Interview with Novelist Pamela Redmond Satran

Three women and their choices through three periods in History.

Posted Apr 28, 2012

Pamela Redmond Satran’s new novel, The Possibility of You, has been described as The Hours meets It’s a Wonderful Life. Here’s more from Pam:

Jennifer Haupt: What books/movies inspired this imaginative story that follows three women through three different times in history?

Pamela Redmond Satran: The Hours side of the equation is a lot more accurate than the It’s a Wonderful Life side. I very consciously modeled the structure of the book after The Hours, which is one of my favorite books ever, and one that reveals new connections and complexities with each reading.

I adore It’s a Wonderful Life too but my novel doesn’t have that “what the world would be like if you’d never been born” element. It’s more, perhaps, like the underrated Gwyneth Paltrow movie Sliding Doors, in which you see or in the case of The Possibility of You imagine what the character’s life might have been like in alternate scenarios, if certain chance elements hadn’t played out the way they did.

 A couple of nonfiction books influenced the characters and events of the novel. One was Century Girl by Lauren Redniss, a wonderful illustrated biography of the Ziegfeld Follies girl Doris Eaton, who inspired my character of Maude.
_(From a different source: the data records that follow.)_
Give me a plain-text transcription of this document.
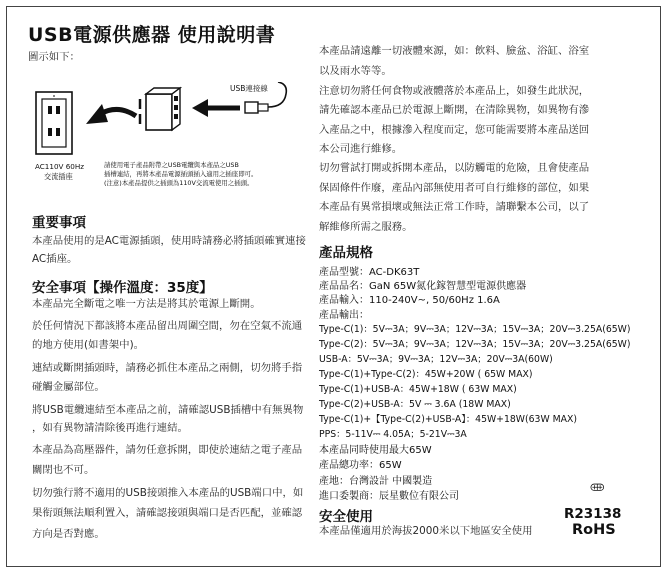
USB電源供應器 使用說明書
圖示如下：
USB連接線
AC110V 60Hz
交流插座
請使用電子產品附帶之USB電纜與本產品之USB
插槽連結，再將本產品電源插頭插入適用之插座即可。
(注意)本產品提供之插頭為110V交流電使用之插頭。
重要事項
本產品使用的是AC電源插頭，使用時請務必將插頭確實連接
AC插座。
安全事項【操作溫度：35度】
本產品完全斷電之唯一方法是將其於電源上斷開。
於任何情況下都該將本產品留出周圍空間，勿在空氣不流通
的地方使用(如書架中)。
連結或斷開插頭時，請務必抓住本產品之兩側，切勿將手指
碰觸金屬部位。
將USB電纜連結至本產品之前，請確認USB插槽中有無異物
，如有異物請清除後再進行連結。
本產品為高壓器件，請勿任意拆開，即使於連結之電子產品
關閉也不可。
切勿強行將不適用的USB接頭推入本產品的USB端口中，如
果衔頭無法順利置入，請確認接頭與端口是否匹配，並確認
方向是否對應。
本產品請遠離一切液體來源，如：飲料、臉盆、浴缸、浴室
以及雨水等等。
注意切勿將任何食物或液體落於本產品上，如發生此狀況，
請先確認本產品已於電源上斷開，在清除異物，如異物有滲
入產品之中，根據滲入程度而定，您可能需要將本產品送回
本公司進行維修。
切勿嘗試打開或拆開本產品，以防觸電的危險，且會使產品
保固條件作廢，產品內部無使用者可自行維修的部位，如果
本產品有異常損壞或無法正常工作時，請聯繫本公司，以了
解維修所需之服務。
產品規格
產品型號：AC-DK63T
產品品名：GaN 65W氮化鎵智慧型電源供應器
產品輸入：110-240V~, 50/60Hz 1.6A
產品輸出：
Type-C(1)：5V⎓3A；9V⎓3A；12V⎓3A；15V⎓3A；20V⎓3.25A(65W)
Type-C(2)：5V⎓3A；9V⎓3A；12V⎓3A；15V⎓3A；20V⎓3.25A(65W)
USB-A：5V⎓3A；9V⎓3A；12V⎓3A；20V⎓3A(60W)
Type-C(1)+Type-C(2)：45W+20W ( 65W MAX)
Type-C(1)+USB-A：45W+18W ( 63W MAX)
Type-C(2)+USB-A：5V ⎓ 3.6A (18W MAX)
Type-C(1)+【Type-C(2)+USB-A】：45W+18W(63W MAX)
PPS：5-11V⎓ 4.05A；5-21V⎓3A
本產品同時使用最大65W
產品總功率：65W
產地：台灣設計 中國製造
進口委製商：辰星數位有限公司
安全使用
本產品僅適用於海拔2000米以下地區安全使用
R23138
RoHS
Another was Dirt and Disease by the Yale medical history professor Naomi Rogers, which not only conveys the history of the 1916 polio epidemic but looks at the prejudices underlying people’s fears and perceptions of the illness, not so different from the early years of the AIDS epidemic.

JH: How much research did you do for this novel, and what were some of the challenges of incorporating the different time periods into one story line?

PS: I did a vast amount of research, and like many historical novelists, it’s hard to know where to stop. I was fairly ignorant about 1916 when I started, so I was pretty much starting from scratch in terms of everything from the clothes to the politics of the period.

Plus that year in particular was so rich. Besides the events such as the polio epidemic and the first birth control clinic opening which are dramatized in the book, there were other events I researched that either I didn’t use or that in the end are mentioned just in passing, such as the Easter Rebellion in Ireland and the first translation of Jung into English by the pioneering psychoanalyst Beatrice Hinkle.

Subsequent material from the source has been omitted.